Have decided to try something other then destin this april.Do any of you have any advice for the dog island carabelle area.Any info would be very helpful like spot to fish and area to look for bait.Will be fishing inshore and offshore to 25miles.THANKS


----------



## Liquid Fun (Aug 3, 2009)

I haven't fished down there much but you might not find the offshore fishing as good in Carrabelle compared to Destin. The continental shelf is a lot larger and shallower the farther east you go.


----------



## Georgiaboy (Oct 4, 2007)

Ironically, we are moving from Apalachee Bay west to Port St. Joe. We fished the area with a bay boat and fished around Dog Island Reef which is just north of Dog Island. Caught trout and spanish. Also, trolled outside of the pass between Dog Island and Little St. Georgia Island and picked up some kings and some very nice spanish. I saw your post about not enjoying trolling though. One thought -- check out the fishing forum at bigbendfishing.net. That has some great folks on it that fish primarily Apalachee Bay.

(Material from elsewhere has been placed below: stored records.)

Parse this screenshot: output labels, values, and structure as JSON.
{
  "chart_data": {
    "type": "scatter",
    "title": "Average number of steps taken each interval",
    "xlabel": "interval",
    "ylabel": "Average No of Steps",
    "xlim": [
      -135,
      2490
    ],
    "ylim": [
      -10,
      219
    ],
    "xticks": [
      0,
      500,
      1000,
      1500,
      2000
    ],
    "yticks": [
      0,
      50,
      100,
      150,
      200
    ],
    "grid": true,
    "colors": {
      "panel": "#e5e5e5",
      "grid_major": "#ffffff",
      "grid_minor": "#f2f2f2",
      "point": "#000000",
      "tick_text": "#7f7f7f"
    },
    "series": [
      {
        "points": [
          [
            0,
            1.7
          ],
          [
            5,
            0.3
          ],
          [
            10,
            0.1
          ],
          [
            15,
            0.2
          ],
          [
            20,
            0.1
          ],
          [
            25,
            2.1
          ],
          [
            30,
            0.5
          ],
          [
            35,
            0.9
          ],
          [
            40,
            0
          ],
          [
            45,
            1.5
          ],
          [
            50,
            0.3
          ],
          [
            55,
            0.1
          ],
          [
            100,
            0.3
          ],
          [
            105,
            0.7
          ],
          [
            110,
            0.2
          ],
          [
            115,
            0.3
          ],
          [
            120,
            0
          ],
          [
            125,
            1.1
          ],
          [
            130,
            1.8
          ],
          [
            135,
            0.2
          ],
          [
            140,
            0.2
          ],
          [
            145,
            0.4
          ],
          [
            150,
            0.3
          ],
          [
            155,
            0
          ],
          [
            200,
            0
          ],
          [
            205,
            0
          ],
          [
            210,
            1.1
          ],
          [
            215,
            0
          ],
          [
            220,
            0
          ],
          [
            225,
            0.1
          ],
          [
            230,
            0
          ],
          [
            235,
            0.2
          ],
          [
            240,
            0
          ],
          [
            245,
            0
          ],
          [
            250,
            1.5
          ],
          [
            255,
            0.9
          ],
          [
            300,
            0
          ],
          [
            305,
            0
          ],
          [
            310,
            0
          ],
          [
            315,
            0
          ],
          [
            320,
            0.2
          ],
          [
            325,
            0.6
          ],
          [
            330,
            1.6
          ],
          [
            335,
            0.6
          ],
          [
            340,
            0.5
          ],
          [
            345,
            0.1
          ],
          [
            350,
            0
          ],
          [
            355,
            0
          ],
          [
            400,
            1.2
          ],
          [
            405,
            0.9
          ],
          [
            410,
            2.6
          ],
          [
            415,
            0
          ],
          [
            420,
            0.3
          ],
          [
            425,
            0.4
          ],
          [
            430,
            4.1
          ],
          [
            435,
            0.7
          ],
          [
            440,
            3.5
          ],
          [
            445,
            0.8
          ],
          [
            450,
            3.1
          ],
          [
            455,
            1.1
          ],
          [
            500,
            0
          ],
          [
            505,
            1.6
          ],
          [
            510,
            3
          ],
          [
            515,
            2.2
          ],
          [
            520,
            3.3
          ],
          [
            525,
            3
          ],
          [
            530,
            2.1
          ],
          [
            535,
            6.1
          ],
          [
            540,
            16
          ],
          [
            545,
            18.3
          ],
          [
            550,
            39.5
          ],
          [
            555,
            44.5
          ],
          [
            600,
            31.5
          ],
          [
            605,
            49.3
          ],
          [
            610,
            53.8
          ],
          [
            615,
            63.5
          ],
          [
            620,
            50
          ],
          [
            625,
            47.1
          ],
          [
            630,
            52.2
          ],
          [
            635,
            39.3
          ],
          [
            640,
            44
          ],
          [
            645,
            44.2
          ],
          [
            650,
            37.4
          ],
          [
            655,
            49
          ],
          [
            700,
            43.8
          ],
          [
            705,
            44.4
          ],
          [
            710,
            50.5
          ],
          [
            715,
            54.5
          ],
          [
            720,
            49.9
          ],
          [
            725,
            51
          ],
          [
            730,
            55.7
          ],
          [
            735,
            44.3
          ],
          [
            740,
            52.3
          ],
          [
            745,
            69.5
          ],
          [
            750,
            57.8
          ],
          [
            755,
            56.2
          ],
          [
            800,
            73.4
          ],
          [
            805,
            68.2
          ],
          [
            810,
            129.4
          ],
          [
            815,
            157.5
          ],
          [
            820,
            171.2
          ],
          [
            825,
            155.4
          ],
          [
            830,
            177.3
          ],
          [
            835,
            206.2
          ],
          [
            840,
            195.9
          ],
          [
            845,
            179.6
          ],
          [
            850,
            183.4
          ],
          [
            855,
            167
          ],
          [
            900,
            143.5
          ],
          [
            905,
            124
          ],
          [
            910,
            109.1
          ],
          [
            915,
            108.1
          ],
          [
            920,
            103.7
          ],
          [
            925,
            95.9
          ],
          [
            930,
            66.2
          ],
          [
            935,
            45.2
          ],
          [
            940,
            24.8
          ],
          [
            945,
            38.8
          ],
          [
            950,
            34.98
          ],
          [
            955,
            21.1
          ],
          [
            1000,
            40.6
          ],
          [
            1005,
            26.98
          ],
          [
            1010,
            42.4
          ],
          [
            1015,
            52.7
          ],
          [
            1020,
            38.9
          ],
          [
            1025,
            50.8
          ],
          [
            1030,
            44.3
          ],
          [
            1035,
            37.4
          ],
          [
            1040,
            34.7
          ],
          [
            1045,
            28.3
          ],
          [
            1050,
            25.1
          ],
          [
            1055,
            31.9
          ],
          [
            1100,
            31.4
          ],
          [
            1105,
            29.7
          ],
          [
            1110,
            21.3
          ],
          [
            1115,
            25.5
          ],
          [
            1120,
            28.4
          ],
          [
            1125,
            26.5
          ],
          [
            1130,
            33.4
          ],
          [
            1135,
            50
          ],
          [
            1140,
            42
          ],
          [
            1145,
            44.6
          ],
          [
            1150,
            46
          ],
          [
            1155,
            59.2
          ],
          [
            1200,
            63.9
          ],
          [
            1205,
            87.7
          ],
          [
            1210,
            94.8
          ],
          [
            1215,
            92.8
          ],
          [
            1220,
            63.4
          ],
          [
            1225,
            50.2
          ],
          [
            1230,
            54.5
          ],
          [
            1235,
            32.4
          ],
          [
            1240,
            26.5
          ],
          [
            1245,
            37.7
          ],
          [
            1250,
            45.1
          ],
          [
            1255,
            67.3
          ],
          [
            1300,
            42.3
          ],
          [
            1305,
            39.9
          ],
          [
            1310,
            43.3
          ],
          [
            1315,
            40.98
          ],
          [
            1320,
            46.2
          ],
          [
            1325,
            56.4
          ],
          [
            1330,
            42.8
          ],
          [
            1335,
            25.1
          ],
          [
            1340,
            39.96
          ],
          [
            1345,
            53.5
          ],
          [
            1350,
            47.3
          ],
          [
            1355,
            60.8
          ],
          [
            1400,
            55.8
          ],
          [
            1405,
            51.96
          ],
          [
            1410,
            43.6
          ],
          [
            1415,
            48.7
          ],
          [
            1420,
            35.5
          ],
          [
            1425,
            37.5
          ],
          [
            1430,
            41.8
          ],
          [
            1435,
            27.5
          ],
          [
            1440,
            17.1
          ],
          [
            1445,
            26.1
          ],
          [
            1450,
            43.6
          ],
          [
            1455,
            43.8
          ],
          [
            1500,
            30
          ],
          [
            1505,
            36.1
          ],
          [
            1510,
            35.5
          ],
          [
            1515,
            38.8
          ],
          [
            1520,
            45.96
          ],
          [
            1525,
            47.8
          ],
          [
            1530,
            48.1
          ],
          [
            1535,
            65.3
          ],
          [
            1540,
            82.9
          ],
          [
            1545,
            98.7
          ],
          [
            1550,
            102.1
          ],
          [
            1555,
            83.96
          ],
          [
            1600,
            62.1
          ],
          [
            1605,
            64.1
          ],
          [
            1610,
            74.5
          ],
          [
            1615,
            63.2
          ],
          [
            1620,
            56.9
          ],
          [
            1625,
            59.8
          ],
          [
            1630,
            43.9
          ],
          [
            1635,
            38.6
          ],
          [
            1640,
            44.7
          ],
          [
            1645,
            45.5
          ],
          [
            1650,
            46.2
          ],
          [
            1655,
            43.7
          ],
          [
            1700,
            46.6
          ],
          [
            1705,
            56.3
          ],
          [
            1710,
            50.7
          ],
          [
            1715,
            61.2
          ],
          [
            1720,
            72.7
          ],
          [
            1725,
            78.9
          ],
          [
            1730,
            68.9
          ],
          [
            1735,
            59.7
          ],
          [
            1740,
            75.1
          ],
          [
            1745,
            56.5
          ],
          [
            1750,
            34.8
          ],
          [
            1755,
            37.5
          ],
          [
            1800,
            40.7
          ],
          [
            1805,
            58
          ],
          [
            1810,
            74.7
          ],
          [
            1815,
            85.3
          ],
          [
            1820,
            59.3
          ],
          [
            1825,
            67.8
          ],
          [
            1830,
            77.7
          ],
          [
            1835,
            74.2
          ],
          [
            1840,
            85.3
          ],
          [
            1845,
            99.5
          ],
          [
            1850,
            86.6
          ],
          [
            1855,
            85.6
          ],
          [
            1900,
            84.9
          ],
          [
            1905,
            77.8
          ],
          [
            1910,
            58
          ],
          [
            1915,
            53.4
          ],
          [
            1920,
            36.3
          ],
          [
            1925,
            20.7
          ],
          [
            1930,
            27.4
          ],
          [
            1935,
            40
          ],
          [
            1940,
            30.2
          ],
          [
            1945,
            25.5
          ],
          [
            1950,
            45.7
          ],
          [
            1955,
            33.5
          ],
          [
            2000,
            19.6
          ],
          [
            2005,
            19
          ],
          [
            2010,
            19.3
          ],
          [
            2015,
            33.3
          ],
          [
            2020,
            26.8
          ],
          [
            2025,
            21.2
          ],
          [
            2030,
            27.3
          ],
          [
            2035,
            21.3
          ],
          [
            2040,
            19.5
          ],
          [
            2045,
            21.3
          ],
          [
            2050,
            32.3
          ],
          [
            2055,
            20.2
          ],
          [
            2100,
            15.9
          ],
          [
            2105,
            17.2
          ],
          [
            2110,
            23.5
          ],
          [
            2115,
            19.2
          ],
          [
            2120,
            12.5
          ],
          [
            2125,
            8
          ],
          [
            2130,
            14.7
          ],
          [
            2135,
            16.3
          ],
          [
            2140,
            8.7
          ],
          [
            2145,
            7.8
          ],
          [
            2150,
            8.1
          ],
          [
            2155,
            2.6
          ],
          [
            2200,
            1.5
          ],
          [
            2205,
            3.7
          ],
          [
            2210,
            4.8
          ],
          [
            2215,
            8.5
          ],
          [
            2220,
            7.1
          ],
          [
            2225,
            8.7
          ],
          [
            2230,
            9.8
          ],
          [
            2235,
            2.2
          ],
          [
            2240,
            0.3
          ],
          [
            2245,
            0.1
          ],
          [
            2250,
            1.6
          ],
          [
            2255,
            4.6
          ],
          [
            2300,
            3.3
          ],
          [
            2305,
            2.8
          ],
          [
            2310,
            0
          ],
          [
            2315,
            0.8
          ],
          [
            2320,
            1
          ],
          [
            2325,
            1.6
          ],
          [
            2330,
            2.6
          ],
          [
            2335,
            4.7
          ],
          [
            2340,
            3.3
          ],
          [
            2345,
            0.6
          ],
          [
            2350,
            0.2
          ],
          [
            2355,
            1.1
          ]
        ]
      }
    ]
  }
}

I was curious where you might live as I might have an interest in making an offer on your lures. Are you in the Pensacola area. Send me a pm if you wish.


----------



## Heller High Water (Nov 1, 2007)

The area is a good fishery. Trout, reds, gag grouper and tarpon(come summer time). As far as offshore goes. Its a lot of trolling stretch 25's and knowing the right places to do so. The cobia do show up around that time, but its hard to target them that far east. Your best bet would be huge trout and reds on the flats. April is one of the best times to drift the flats near there and Lanark. Popping cork with what ever soft bait you like will produce. Spend time setting up good drifts near the sand/breaker bars east of dog island and west of alligator point. Good luck. If you still have a choice, I would look into Cape San Blas and Port St.Joe area, they have better bottom fishing and still great flats fishing, actually my personal opinion is both are better in Cape/St. Joe. Tight Lines.


----------



## seachaser (Jan 8, 2009)

thanks for all info do not have choice at this point have rented house on water in lanark,so sounds like im in the right area. is there any area to catch bait that is better than the next.


----------



## TCGrimsley (Apr 10, 2009)

Hey, finally can post about my home turf!!! Okay if you want to catch fish and not go fishing, use a medium action rod, spinning reel, with white stren braid. Use about 2-3 feet of 20-25 lb fluorocarbon leader with a uni knot. use a 1/8th oz to 1/4 oz red or yellow jighead, sometimes a white jighead will work. Get a bucket of 3" new penny gulp shrimp, or the blood red ones, if the water is really red, use the blood red one. Alligator shoals is going to be your best bet for reds, trout, and other fish. Get out at the butt crack of dawn, and cast as far as you can. do not use a popping cork!!!! big mistake for that area! Use a fast jigging retrieve, popping your rod tip up and down short and fast, almost violent, and do not stop reeling while doing this! Tell me how it goes. If you want offshore, you have Yamaha reef, and the "K" tower all within reach, and they are both proven fish grounds. Yamaha reef alot of times you can't keep the AJ's off your hook!

I also think the Black drum and starting their big run in apalachicola bay. Try bottom fishing underneath the apalachicola bridge. use only live shrimp!


----------



## seachaser (Jan 8, 2009)

thanks for your post I cant wait to get down and start fishing.Have all thing you talked about now will see if i know how to put fish in boat.Will post pictures when im back.


----------